The trial lawyers group was contacted by the Judiciary Committee to help find the families through their members in the region, according to an AAJ spokeswoman. Representatives from the trial lawyers also attended the hearing, where they offered to arrange interviews with those testifying.
Some of the Judiciary Committee Democrats said they supported higher liability limits. Rep. Sheila Jackson Lee, who noted that she represented Houston, where BP and Transocean both have corporate offices, called the $75 million cap “a joke.”
“If you’re going to play, you have got to pay,” the Texas Democrat said.
But Rep. Lamar Smith, the ranking Republican on the committee, said Congress should be “careful not to overreact.”
The Texas Congressman also said that he does not want a ban on offshore drilling.
At another oil-spill hearing in a neighboring House office building, Jack Gerard, the president of the American Petroleum Institute, also warned that an extended moratorium on offshore oil drilling could result in economic harm.
In testimony before the House Natural Resources Committee, Gerard said deep-water drilling provided about 70 percent of the oil and 36 percent of the natural gas from Gulf of Mexico production. Later, in a response to Obama’s announcement, Gerard said the decision to postpone oil development off the coasts of Alaska and Virginia and areas of the Gulf has “the potential to significantly erode our energy and economic security.”
While Gerard warned of prolonged bans on offshore drilling, he acknowledged in an interview that his oil industry group was taking “a pause” in the media campaign it had been underwriting to push for more energy exploration.
Gerard said his group’s current focus was on dealing with the disaster and coordinating the response within the industry.
“We need to work on education, outreach,” Gerard said.
The oil spill has emerged as the first major crisis for Gerard, who has made major staff changes at API since he was hired to head the trade group in 2009. But Gerard suggested that he was not overwhelmed by the disaster.

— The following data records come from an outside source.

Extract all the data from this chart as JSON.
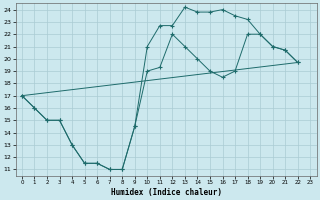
{
  "xlabel": "Humidex (Indice chaleur)",
  "background_color": "#cce8ee",
  "grid_color": "#aaccd4",
  "line_color": "#1e6b6b",
  "xlim": [
    -0.5,
    23.5
  ],
  "ylim": [
    10.5,
    24.5
  ],
  "xticks": [
    0,
    1,
    2,
    3,
    4,
    5,
    6,
    7,
    8,
    9,
    10,
    11,
    12,
    13,
    14,
    15,
    16,
    17,
    18,
    19,
    20,
    21,
    22,
    23
  ],
  "yticks": [
    11,
    12,
    13,
    14,
    15,
    16,
    17,
    18,
    19,
    20,
    21,
    22,
    23,
    24
  ],
  "curve1_x": [
    0,
    1,
    2,
    3,
    4,
    5,
    6,
    7,
    8,
    9,
    10,
    11,
    12,
    13,
    14,
    15,
    16,
    17,
    18,
    19,
    20,
    21,
    22
  ],
  "curve1_y": [
    17.0,
    16.0,
    15.0,
    15.0,
    13.0,
    11.5,
    11.5,
    11.0,
    11.0,
    14.5,
    21.0,
    22.7,
    22.7,
    24.2,
    23.8,
    23.8,
    24.0,
    23.5,
    23.2,
    22.0,
    21.0,
    20.7,
    19.7
  ],
  "curve2_x": [
    0,
    1,
    2,
    3,
    4,
    5,
    6,
    7,
    8,
    9,
    10,
    11,
    12,
    13,
    14,
    15,
    16,
    17,
    18,
    19,
    20,
    21,
    22
  ],
  "curve2_y": [
    17.0,
    16.0,
    15.0,
    15.0,
    13.0,
    11.5,
    11.5,
    11.0,
    11.0,
    14.5,
    19.0,
    19.3,
    22.0,
    21.0,
    20.0,
    19.0,
    18.5,
    19.0,
    22.0,
    22.0,
    21.0,
    20.7,
    19.7
  ],
  "curve3_x": [
    0,
    22
  ],
  "curve3_y": [
    17.0,
    19.7
  ]
}
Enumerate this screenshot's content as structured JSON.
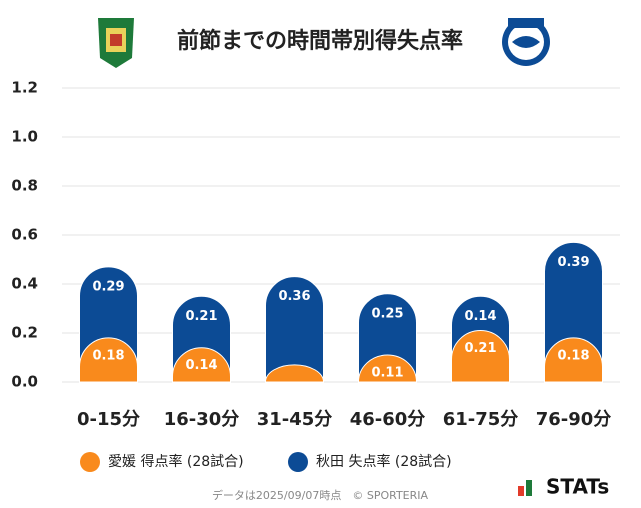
{
  "chart_data": {
    "type": "stacked_bar",
    "title": "前節までの時間帯別得失点率",
    "categories": [
      "0-15分",
      "16-30分",
      "31-45分",
      "46-60分",
      "61-75分",
      "76-90分"
    ],
    "series": [
      {
        "name": "愛媛 得点率 (28試合)",
        "color": "#f98a1c",
        "values": [
          0.18,
          0.14,
          0.07,
          0.11,
          0.21,
          0.18
        ],
        "value_labels": [
          "0.18",
          "0.14",
          null,
          "0.11",
          "0.21",
          "0.18"
        ]
      },
      {
        "name": "秋田 失点率 (28試合)",
        "color": "#0c4b95",
        "values": [
          0.29,
          0.21,
          0.36,
          0.25,
          0.14,
          0.39
        ]
      }
    ],
    "ylim": [
      0,
      1.2
    ],
    "yticks": [
      {
        "value": 0,
        "label": "0.0"
      },
      0.2,
      0.4,
      0.6,
      0.8,
      {
        "value": 1,
        "label": "1.0"
      },
      1.2
    ],
    "grid": true,
    "footnote": "データは2025/09/07時点　© SPORTERIA",
    "brand": "STATs"
  }
}
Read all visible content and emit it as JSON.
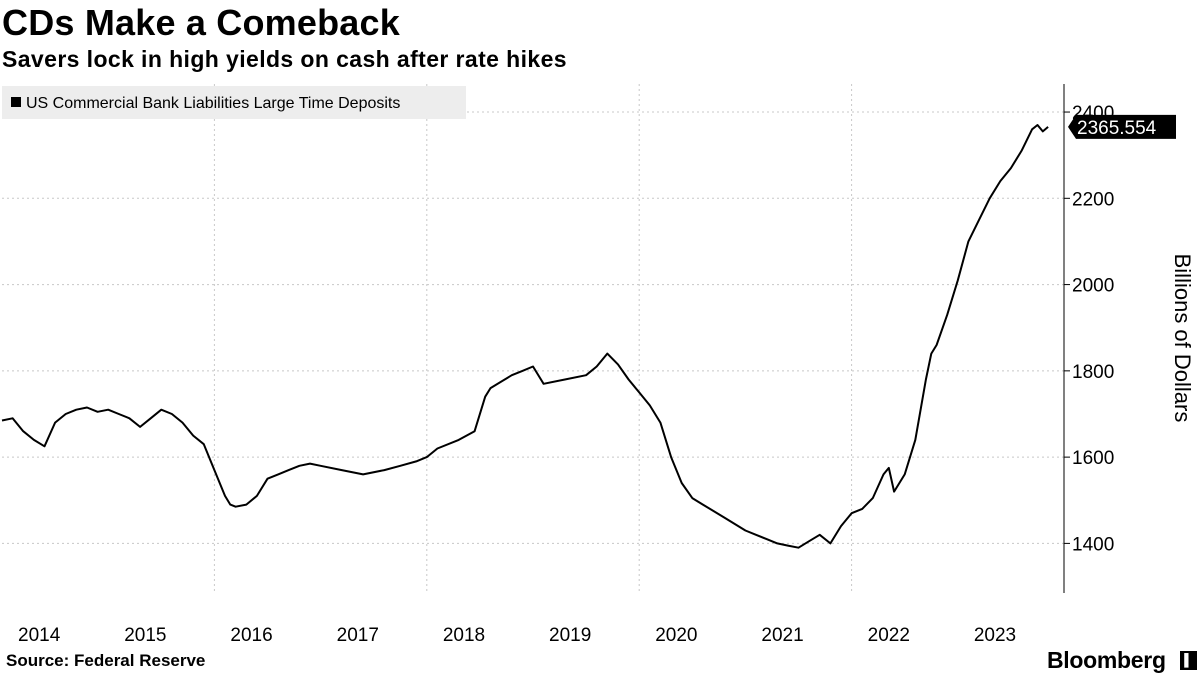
{
  "header": {
    "title": "CDs Make a Comeback",
    "subtitle": "Savers lock in high yields on cash after rate hikes"
  },
  "footer": {
    "source": "Source: Federal Reserve",
    "brand": "Bloomberg",
    "brand_mark": "▌"
  },
  "colors": {
    "line": "#000000",
    "grid": "#c8c8c8",
    "legend_bg": "#ededed",
    "label_bg": "#000000"
  },
  "chart_data": {
    "type": "line",
    "title": "CDs Make a Comeback",
    "subtitle": "Savers lock in high yields on cash after rate hikes",
    "ylabel": "Billions of Dollars",
    "xlabel": "",
    "legend": {
      "position": "top-left",
      "entries": [
        "US Commercial Bank Liabilities Large Time Deposits"
      ]
    },
    "ylim": [
      1285,
      2465
    ],
    "xlim": [
      2014.0,
      2024.0
    ],
    "yticks": [
      1400,
      1600,
      1800,
      2000,
      2200,
      2400
    ],
    "xtick_labels": [
      "2014",
      "2015",
      "2016",
      "2017",
      "2018",
      "2019",
      "2020",
      "2021",
      "2022",
      "2023"
    ],
    "last_value_label": "2365.554",
    "grid": true,
    "series": [
      {
        "name": "US Commercial Bank Liabilities Large Time Deposits",
        "x": [
          2014.0,
          2014.1,
          2014.2,
          2014.3,
          2014.4,
          2014.5,
          2014.6,
          2014.7,
          2014.8,
          2014.9,
          2015.0,
          2015.1,
          2015.2,
          2015.3,
          2015.4,
          2015.5,
          2015.6,
          2015.7,
          2015.8,
          2015.9,
          2016.0,
          2016.1,
          2016.15,
          2016.2,
          2016.3,
          2016.4,
          2016.5,
          2016.6,
          2016.7,
          2016.8,
          2016.9,
          2017.0,
          2017.2,
          2017.4,
          2017.6,
          2017.75,
          2017.9,
          2018.0,
          2018.1,
          2018.3,
          2018.45,
          2018.55,
          2018.6,
          2018.8,
          2018.9,
          2019.0,
          2019.1,
          2019.3,
          2019.5,
          2019.6,
          2019.7,
          2019.8,
          2019.9,
          2020.0,
          2020.1,
          2020.2,
          2020.3,
          2020.4,
          2020.5,
          2020.6,
          2020.8,
          2021.0,
          2021.1,
          2021.2,
          2021.3,
          2021.4,
          2021.5,
          2021.6,
          2021.7,
          2021.8,
          2021.9,
          2022.0,
          2022.1,
          2022.2,
          2022.3,
          2022.35,
          2022.4,
          2022.5,
          2022.6,
          2022.7,
          2022.75,
          2022.8,
          2022.9,
          2023.0,
          2023.1,
          2023.2,
          2023.3,
          2023.4,
          2023.5,
          2023.6,
          2023.7,
          2023.75,
          2023.8,
          2023.85
        ],
        "values": [
          1685,
          1690,
          1660,
          1640,
          1625,
          1680,
          1700,
          1710,
          1715,
          1705,
          1710,
          1700,
          1690,
          1670,
          1690,
          1710,
          1700,
          1680,
          1650,
          1630,
          1570,
          1510,
          1490,
          1485,
          1490,
          1510,
          1550,
          1560,
          1570,
          1580,
          1585,
          1580,
          1570,
          1560,
          1570,
          1580,
          1590,
          1600,
          1620,
          1640,
          1660,
          1740,
          1760,
          1790,
          1800,
          1810,
          1770,
          1780,
          1790,
          1810,
          1840,
          1815,
          1780,
          1750,
          1720,
          1680,
          1600,
          1540,
          1505,
          1490,
          1460,
          1430,
          1420,
          1410,
          1400,
          1395,
          1390,
          1405,
          1420,
          1400,
          1440,
          1470,
          1480,
          1505,
          1560,
          1575,
          1520,
          1560,
          1640,
          1780,
          1840,
          1860,
          1930,
          2010,
          2100,
          2150,
          2200,
          2240,
          2270,
          2310,
          2360,
          2370,
          2355,
          2365.554
        ]
      }
    ]
  }
}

“Just another day at the office,” he said in the Capitol Hill interview before he gave testimony.
Among those testifying before the Natural Resources Committee were Lamar McKay, president of BP North America, and Steven Newman, president of Transocean.
Both men have spent a good deal of their time on Capitol Hill since the spill, answering questions from various committees. As of Thursday, a BP spokesman said, McKay had testified before seven committees in the past three weeks. Willis, BP’s vice president for resources, has testified before two panels.
BP has also been running newspaper ads, both in national publications and Gulf Coast newspapers, explaining what it is doing to stem the spill and how its claim process works.
While executives from BP and its partners are becoming familiar figures on Capitol Hill, testifying before Congressional panels was a new experience for the rig workers. Dressed in suits, they sat at the end of a long witness table for several hours as committee members questioned the panelists.
Brown, the mechanic, who is from Vancouver, Wash., called it “a real learning experience.” Stone, who is from Houston, said he doesn’t follow politics much and didn’t know who his Member of Congress is.
“I flip on C-SPAN maybe,” he said. “But I’m pretty much out of the loop.”